An Australian woman who was part of two different religious doomsday cults has spoken out about the experience in an interview with news.com.au.
Claire Ashman, 47, has lived most of her life completely isolated from modern culture. She had never had a bank account, worn jeans, or used an ATM until she was in her late 30s.
This is because Claire had spent most of her life living in a religious cult.
Talking with news.com.au ahead of her TEDTalk presentation, she shares what it was like living in these extreme communities.
‘They told us that the whole world has been on the way to hell for years and it was seriously supposed to end about every six months, for almost a decade while I was in there,’ Claire said.
Only their communities would be spared from the devastating comet that was coming to destroy the planet, or when the world ended in 2000 because of Y2K.
To ‘prepare’ they stockpiled food and tools. They kept animals, and Claire learned how to make bread from scratch, churn butter, and milk animals.
When she was 18 she married a 31-year-old man and became part of the ‘Little Pebble’ cult, also known as the Order of the St Charbel.
It was run by cult leader William ‘Little Pebble’ Kamm, who would eventually do jail time for a series of sexual attacks on young women.
Claire says she was completely sheltered about sex and that it was a shocking revelation.
‘I didn’t know anything about sex and Mum was trying to explain it to me. She would get out her medical books and explain it the way they do in medical school. It was all beyond me. Then all of a sudden she said ‘It’s like how the cows and bulls do it in the backyard’. I was horrified.’
Claire eventually had 9 children, one tragically died in infancy.
She describes the experience as complete brainwashing – it never occurred to her to escape.

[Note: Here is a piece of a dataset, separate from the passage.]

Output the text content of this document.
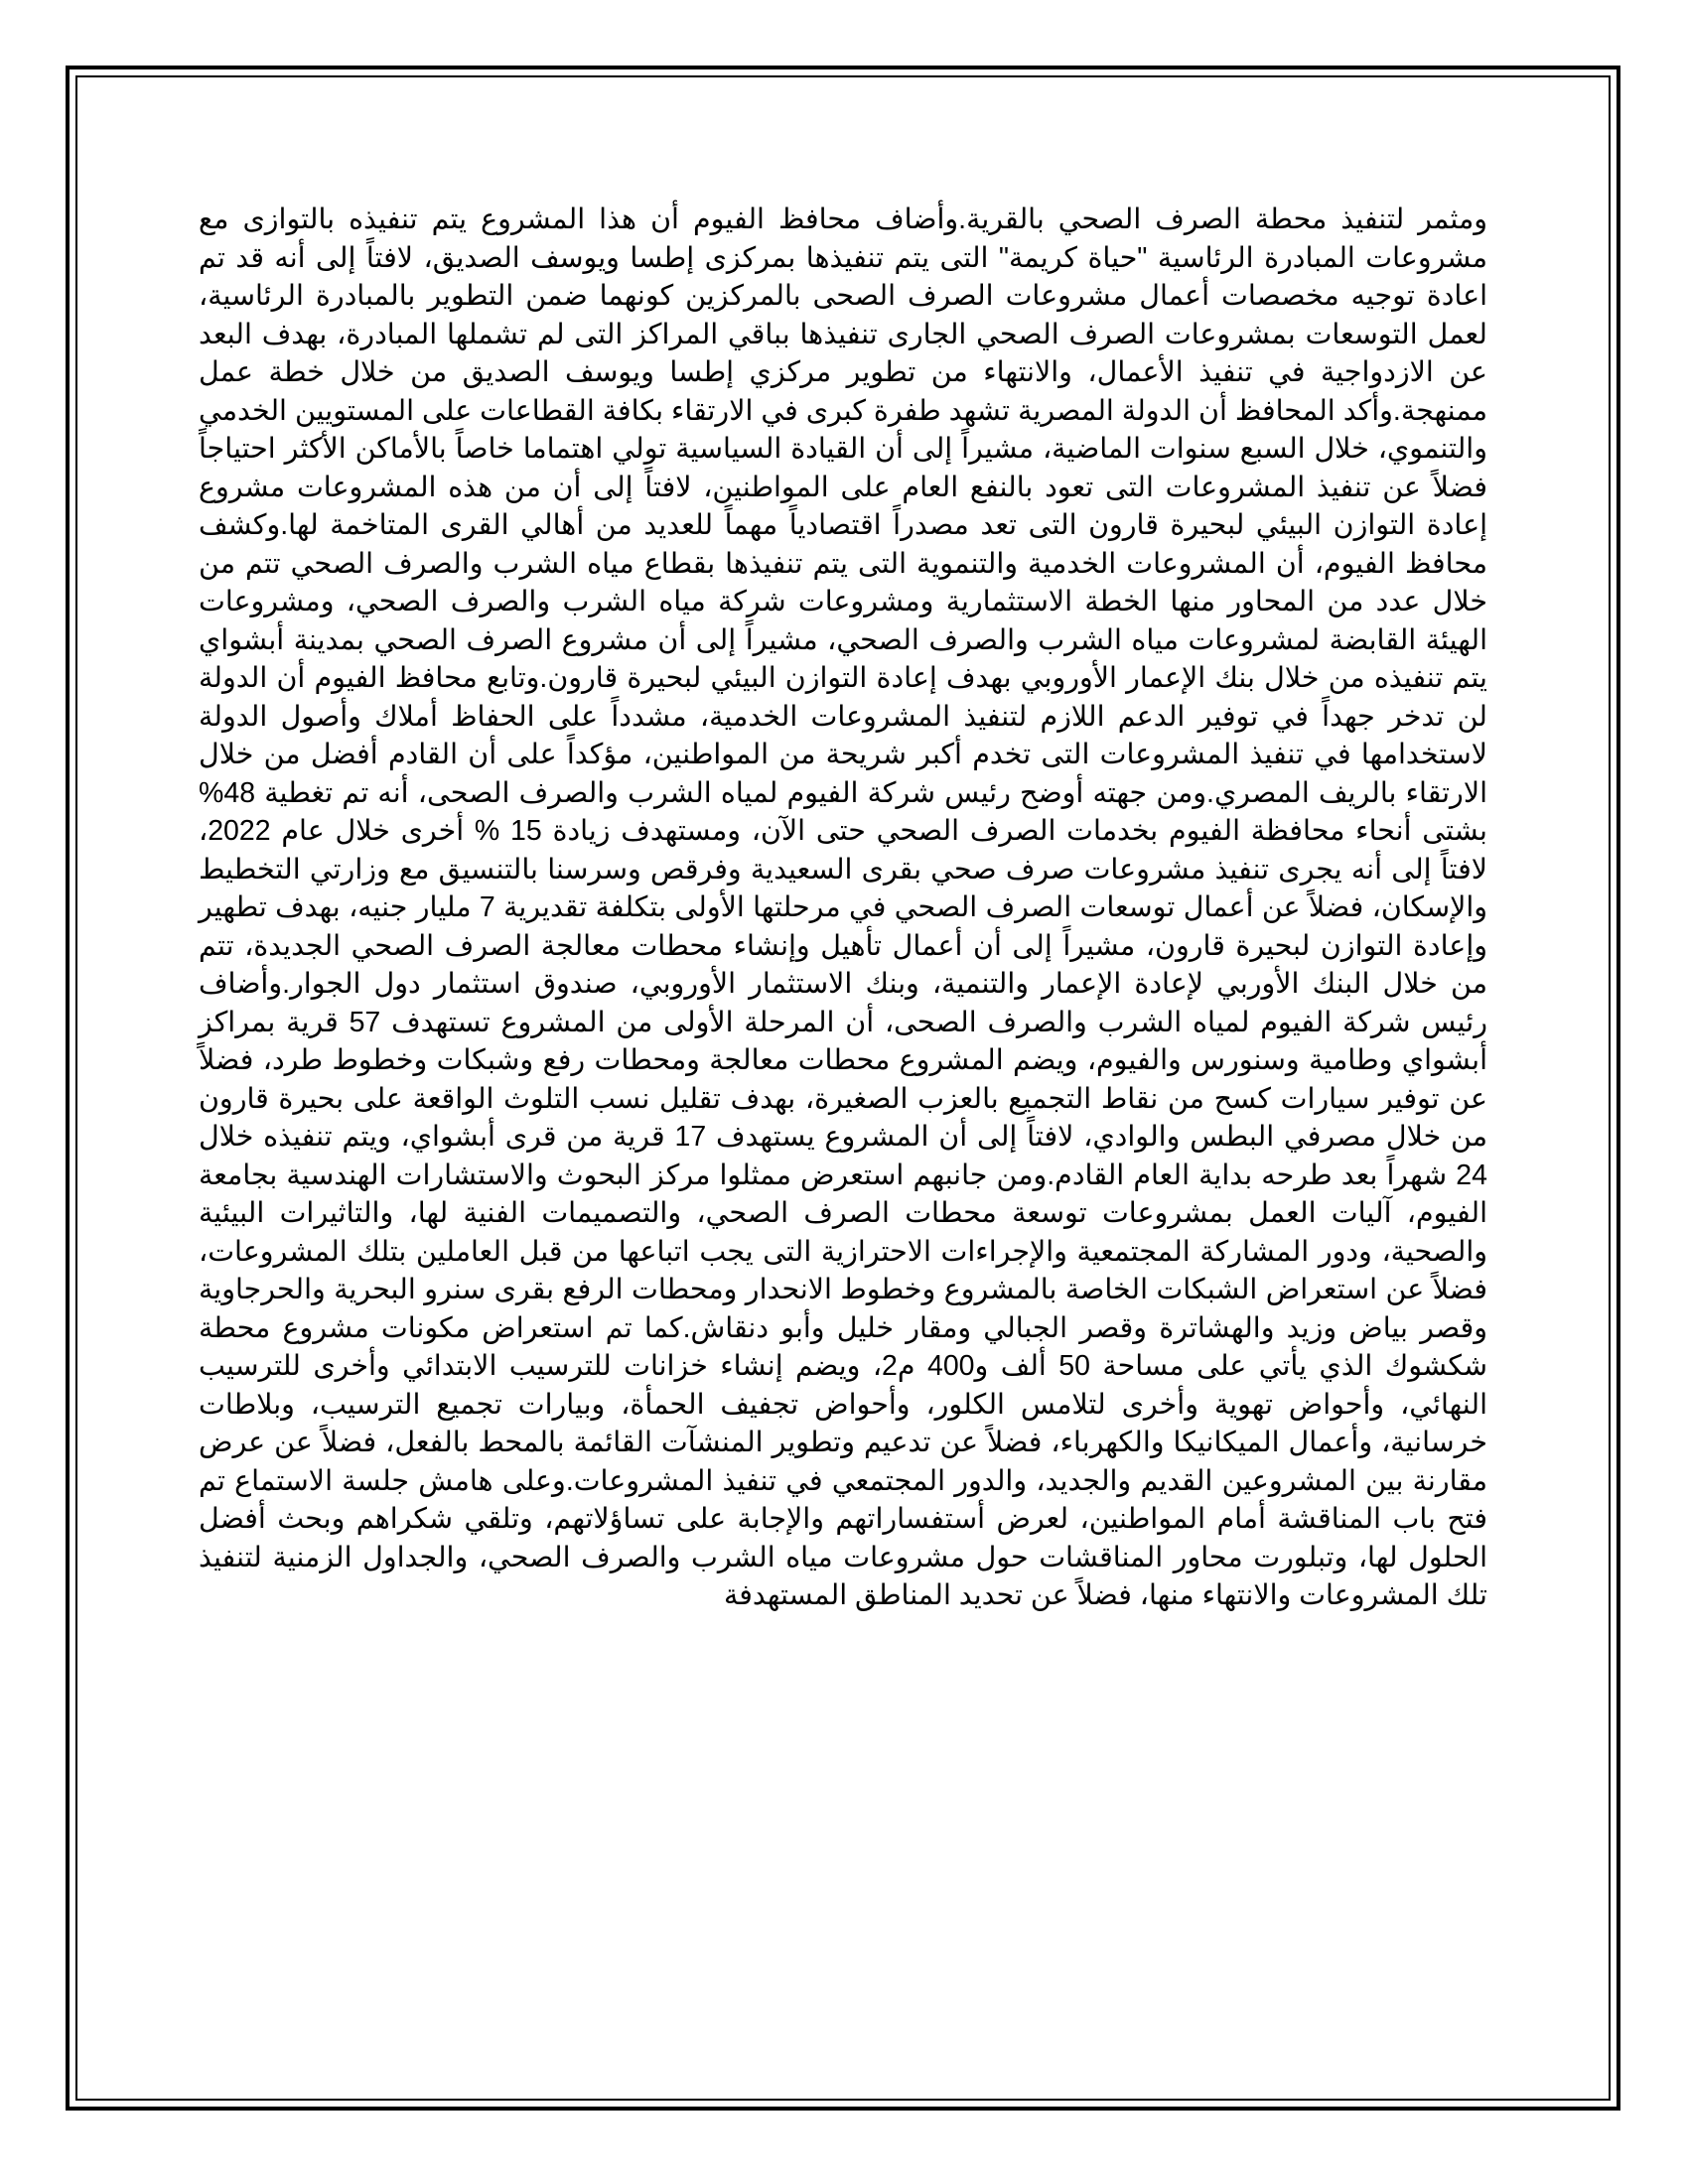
ومثمر لتنفيذ محطة الصرف الصحي بالقرية.وأضاف محافظ الفيوم أن هذا المشروع يتم تنفيذه بالتوازى مع مشروعات المبادرة الرئاسية "حياة كريمة" التى يتم تنفيذها بمركزى إطسا ويوسف الصديق، لافتاً إلى أنه قد تم اعادة توجيه مخصصات أعمال مشروعات الصرف الصحى بالمركزين كونهما ضمن التطوير بالمبادرة الرئاسية، لعمل التوسعات بمشروعات الصرف الصحي الجارى تنفيذها بباقي المراكز التى لم تشملها المبادرة، بهدف البعد عن الازدواجية في تنفيذ الأعمال، والانتهاء من تطوير مركزي إطسا ويوسف الصديق من خلال خطة عمل ممنهجة.وأكد المحافظ أن الدولة المصرية تشهد طفرة كبرى في الارتقاء بكافة القطاعات على المستويين الخدمي والتنموي، خلال السبع سنوات الماضية، مشيراً إلى أن القيادة السياسية تولي اهتماما خاصاً بالأماكن الأكثر احتياجاً فضلاً عن تنفيذ المشروعات التى تعود بالنفع العام على المواطنين، لافتاً إلى أن من هذه المشروعات مشروع إعادة التوازن البيئي لبحيرة قارون التى تعد مصدراً اقتصادياً مهماً للعديد من أهالي القرى المتاخمة لها.وكشف محافظ الفيوم، أن المشروعات الخدمية والتنموية التى يتم تنفيذها بقطاع مياه الشرب والصرف الصحي تتم من خلال عدد من المحاور منها الخطة الاستثمارية ومشروعات شركة مياه الشرب والصرف الصحي، ومشروعات الهيئة القابضة لمشروعات مياه الشرب والصرف الصحي، مشيراً إلى أن مشروع الصرف الصحي بمدينة أبشواي يتم تنفيذه من خلال بنك الإعمار الأوروبي بهدف إعادة التوازن البيئي لبحيرة قارون.وتابع محافظ الفيوم أن الدولة لن تدخر جهداً في توفير الدعم اللازم لتنفيذ المشروعات الخدمية، مشدداً على الحفاظ أملاك وأصول الدولة لاستخدامها في تنفيذ المشروعات التى تخدم أكبر شريحة من المواطنين، مؤكداً على أن القادم أفضل من خلال الارتقاء بالريف المصري.ومن جهته أوضح رئيس شركة الفيوم لمياه الشرب والصرف الصحى، أنه تم تغطية 48% بشتى أنحاء محافظة الفيوم بخدمات الصرف الصحي حتى الآن، ومستهدف زيادة 15 % أخرى خلال عام 2022، لافتاً إلى أنه يجرى تنفيذ مشروعات صرف صحي بقرى السعيدية وفرقص وسرسنا بالتنسيق مع وزارتي التخطيط والإسكان، فضلاً عن أعمال توسعات الصرف الصحي في مرحلتها الأولى بتكلفة تقديرية 7 مليار جنيه، بهدف تطهير وإعادة التوازن لبحيرة قارون، مشيراً إلى أن أعمال تأهيل وإنشاء محطات معالجة الصرف الصحي الجديدة، تتم من خلال البنك الأوربي لإعادة الإعمار والتنمية، وبنك الاستثمار الأوروبي، صندوق استثمار دول الجوار.وأضاف رئيس شركة الفيوم لمياه الشرب والصرف الصحى، أن المرحلة الأولى من المشروع تستهدف 57 قرية بمراكز أبشواي وطامية وسنورس والفيوم، ويضم المشروع محطات معالجة ومحطات رفع وشبكات وخطوط طرد، فضلاً عن توفير سيارات كسح من نقاط التجميع بالعزب الصغيرة، بهدف تقليل نسب التلوث الواقعة على بحيرة قارون من خلال مصرفي البطس والوادي، لافتاً إلى أن المشروع يستهدف 17 قرية من قرى أبشواي، ويتم تنفيذه خلال 24 شهراً بعد طرحه بداية العام القادم.ومن جانبهم استعرض ممثلوا مركز البحوث والاستشارات الهندسية بجامعة الفيوم، آليات العمل بمشروعات توسعة محطات الصرف الصحي، والتصميمات الفنية لها، والتاثيرات البيئية والصحية، ودور المشاركة المجتمعية والإجراءات الاحترازية التى يجب اتباعها من قبل العاملين بتلك المشروعات، فضلاً عن استعراض الشبكات الخاصة بالمشروع وخطوط الانحدار ومحطات الرفع بقرى سنرو البحرية والحرجاوية وقصر بياض وزيد والهشاترة وقصر الجبالي ومقار خليل وأبو دنقاش.كما تم استعراض مكونات مشروع محطة شكشوك الذي يأتي على مساحة 50 ألف و400 م2، ويضم إنشاء خزانات للترسيب الابتدائي وأخرى للترسيب النهائي، وأحواض تهوية وأخرى لتلامس الكلور، وأحواض تجفيف الحمأة، وبيارات تجميع الترسيب، وبلاطات خرسانية، وأعمال الميكانيكا والكهرباء، فضلاً عن تدعيم وتطوير المنشآت القائمة بالمحط بالفعل، فضلاً عن عرض مقارنة بين المشروعين القديم والجديد، والدور المجتمعي في تنفيذ المشروعات.وعلى هامش جلسة الاستماع تم فتح باب المناقشة أمام المواطنين، لعرض أستفساراتهم والإجابة على تساؤلاتهم، وتلقي شكراهم وبحث أفضل الحلول لها، وتبلورت محاور المناقشات حول مشروعات مياه الشرب والصرف الصحي، والجداول الزمنية لتنفيذ تلك المشروعات والانتهاء منها، فضلاً عن تحديد المناطق المستهدفة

‘I was brought up so strictly and told that the man is the head of the house — he works and you’re at home bringing up the children. That was how it worked.
I was brainwashed … it’s total brainwashing. You just don’t know any different.’
Claire says she eventually managed to escape because of her then-husband’s gambling problem. He would be away for weeks, so she started selling their belongings and arranged divorce papers.
‘When he came back I said ‘You need to sign these papers’ and eventually he did. And we left.’
‘I don’t have anything to do with the followers now. From their perspective I’m awful — I’m divorced and I had sex outside of marriage.’
‘Some of them are still going, some have dropped religion altogether. It’s just toxic, you can’t reason with those people who have been brainwashed.’
Claire is now remarried to a man who was completely separate from her previous life.
‘I think it was a bit mind-blowing for him to learn about, but I’ve been honest about it from the start, and I’m a completely different person now.’